Meryem Kadıoğlu
Takdir-i İlâhi
02/02/2017 Sırf yazmış olmak için yazmak istemedim.
Bunca zaman sessiz kalışımın sebebi bu idi... Çünkü bana göre hayatta, ya her şeyin bir
anlamı bir sebebi var. Yahut hiç bir şeyin anlamı yok. Ve yalnızca hayatımız
bizim verdiğimiz anlam çerçevesinde şekillenip kıvama kavuşuyor. Aslında bunca
karmaşık ifade yerine şunu kullanabiliriz; "Hayatımız kendi
ellerimizdedir!" Etrafımıza birazcık
baktığımızda, her girdiğimiz ortamlarda dertli, sıkıntılı, halinden memnun
olmayan sürekli, şikayet eden kimseleri görmemiz çok da zor olmuyor. Belli bir
süre aralarında kaldığımızda bir bakıyorsunuz ki siz de akıntıya kapılıp,
hayatınızda yaşadığınız sıkıntılardan söz etmeye başlıyorsunuz. Sonra al sana bir arabesk festivali
salatası... Ruhumuzun gıdası dramatik hayat
kesitleri... Sonra hemen ardından, kadere sövme
seremonileri.
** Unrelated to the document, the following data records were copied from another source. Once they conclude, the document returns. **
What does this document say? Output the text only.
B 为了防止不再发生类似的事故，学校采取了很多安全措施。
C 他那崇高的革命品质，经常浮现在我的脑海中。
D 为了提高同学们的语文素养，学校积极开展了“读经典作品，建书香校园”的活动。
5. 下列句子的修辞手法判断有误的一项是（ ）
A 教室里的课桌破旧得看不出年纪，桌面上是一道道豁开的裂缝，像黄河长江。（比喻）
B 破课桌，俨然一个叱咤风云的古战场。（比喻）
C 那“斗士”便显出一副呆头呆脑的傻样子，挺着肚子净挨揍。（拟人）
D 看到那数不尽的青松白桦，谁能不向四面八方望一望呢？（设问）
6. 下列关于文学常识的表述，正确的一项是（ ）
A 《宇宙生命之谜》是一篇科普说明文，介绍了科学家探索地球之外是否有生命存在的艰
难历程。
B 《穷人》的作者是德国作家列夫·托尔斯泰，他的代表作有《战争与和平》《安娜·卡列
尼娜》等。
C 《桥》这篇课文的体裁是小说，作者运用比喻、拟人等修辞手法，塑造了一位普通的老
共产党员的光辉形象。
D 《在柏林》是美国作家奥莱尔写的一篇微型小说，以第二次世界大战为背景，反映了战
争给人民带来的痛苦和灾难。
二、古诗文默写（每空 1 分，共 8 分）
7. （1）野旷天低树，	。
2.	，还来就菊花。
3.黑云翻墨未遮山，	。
Sürekli hep bir sorumluluktan sıyrılma
çabaları. Tereyağından çekilen kıl olma heveslerimiz... Yani bizleri yöneten kötü bir güç var. Bu
güç; "zalim oynak cilveli ve kahpe" kısaca adına
"kader" deniliyor. Peki, bu gücün kaynağı ne? İlahi bir güç olmadığı kesin! İnsan olarak
doğmuş ve yaşıyor olmamız bir de öleceğimiz gerçeği hiç şaşmaz oynamaz
kaidelerdir. Evrenin sistemine şöyle biraz göz attığımızda, bilinen her maddede, gezegenlerde kendilerine has yörüngeleri ölçü ve kaideleri içinde şahsen ben "zalim, oynak cilveli kahpe" bir yönetim değil! Tam olarak adil bir düzen görüyorum. İster kabul edelim, ister etmeyelim, iradesi olan her varlık, hangi güç tarafından yönetilip ait olacağına yine kendi karar verir. Özellikle dindar kesimin kitaba endeksli
inancı vurgulamalarına rağmen, İsrâ suresi on üçüncü ayet ya unutulur, ya es geçilir
yahut da genel mana itibari ile bilinmez. Ayet içeriğinde, "her insanın kaderinin kendi çabasına bağlandığı" ifade edilmektedir. Bu kavram biraz irdelendiğinde aslında tüm hayatımızı değiştirecek bir anlayışla yüklüdür.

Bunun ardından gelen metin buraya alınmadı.